Satyajit Das: The End of Growth, Part 1
Government intervention can cushion some of the costs of the crisis but cannot solve the fundamental problems.
Growth is a relatively recent phenomenon. In a deliberately provocative 2012 National Bureau of Economic Research paper entitled "Is US Economic Growth Over? Faltering Innovation Confronts The Six Headwinds," economist Robert Gordon found that prior to 1750 there was little or no economic growth (as measured by increases in gross domestic product per capita).
It took approximately five centuries (from 1300 to 1800) for the standard of living to double in terms of income per capita. Between 1800 and 1900, it doubled again. The twentieth century saw rapid improvements in living standards, which increased by between five or six times. Living standards doubled between 1929 and 1957 (28 years) and again between 1957 and 1988 (31 years).

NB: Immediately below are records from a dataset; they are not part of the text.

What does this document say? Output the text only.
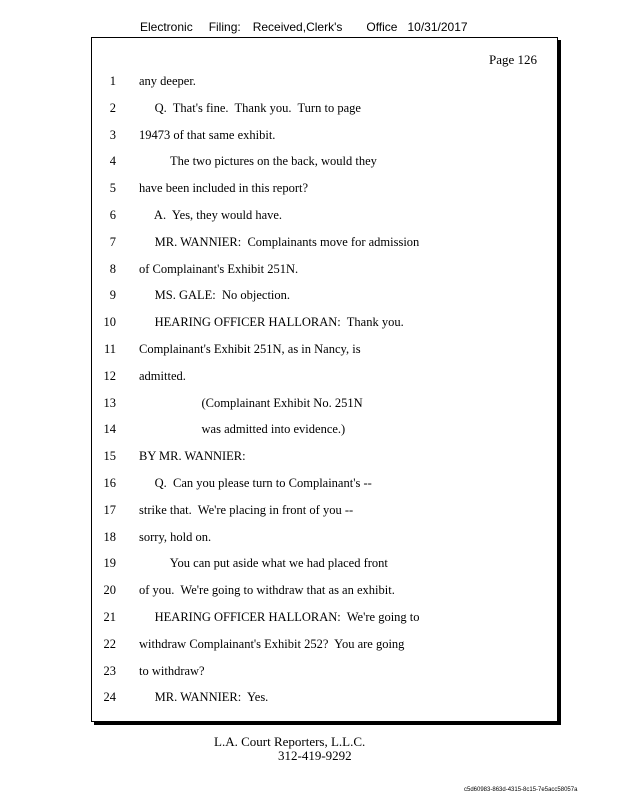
Electronic Filing: Received,Clerk's Office 10/31/2017
Page 126
1 any deeper.
2 Q.  That's fine.  Thank you.  Turn to page
3 19473 of that same exhibit.
4 The two pictures on the back, would they
5 have been included in this report?
6 A.  Yes, they would have.
7 MR. WANNIER:  Complainants move for admission
8 of Complainant's Exhibit 251N.
9 MS. GALE:  No objection.
10 HEARING OFFICER HALLORAN:  Thank you.
11 Complainant's Exhibit 251N, as in Nancy, is
12 admitted.
13 (Complainant Exhibit No. 251N
14 was admitted into evidence.)
15 BY MR. WANNIER:
16 Q.  Can you please turn to Complainant's --
17 strike that.  We're placing in front of you --
18 sorry, hold on.
19 You can put aside what we had placed front
20 of you.  We're going to withdraw that as an exhibit.
21 HEARING OFFICER HALLORAN:  We're going to
22 withdraw Complainant's Exhibit 252?  You are going
23 to withdraw?
24 MR. WANNIER:  Yes.
L.A. Court Reporters, L.L.C.
312-419-9292
c5d60983-863d-4315-8c15-7e5acc58057a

Other measures show similar trends. Between 1500 and 1820, economic production increased by less than 2% per century. Between 1820 and 1900, economic production roughly doubled. Between 1901 and 2000, economic production increased by a factor of something like four times.
Gordon controversially questions whether economic growth is a continuous process that can persist forever. He argues that growth and improvements in living standards will slow significantly. For “shock value,” he speculates that future growth rates may be 0.2%, well below even the modest 1.8% between 1987 and 2007.
Low or no growth is not necessarily a problem. It may have positive effects, for example on the environment or conservation of scarce resources. But the current economic, political and social system is predicated on endless economic expansion and related improvements in living standards.
Over the last 30 years, a significant proportion of economic growth and the wealth created relied on borrowed money and speculation. Since 2001, borrowing against the rising value of houses contributed to around half the recorded economic growth in the US.
Global trade is built on a financial model. Sellers of goods and services, such as China, Japan, and Germany, indirectly finance purchases by lending foreign exchange reserves to countries like the US and the now deeply troubled “Club Med” economies of Southern Europe.
Financialization is borrowed money and speculation. Debt allows society to borrow from the future. It accelerates consumption, as debt is used to purchase something today against the promise of paying back the borrowing in the future. Spending that would have taken place normally over a period of years is squeezed into a relatively short period because of the availability of cheap money. Business over-invests misreading demand, assuming that the exaggerated growth will continue indefinitely, increasing real asset prices and building significant overcapacity.
Debt-driven consumption became the tool of generating economic growth. But this process requires ever increasing levels of debt. By 2008, $4 to $5 of debt was required to create $1 of growth. China now needs $6 to $8 of credit to generate $1 of growth, an increase from around $1 to $2 of credit for every $1 of growth a decade ago.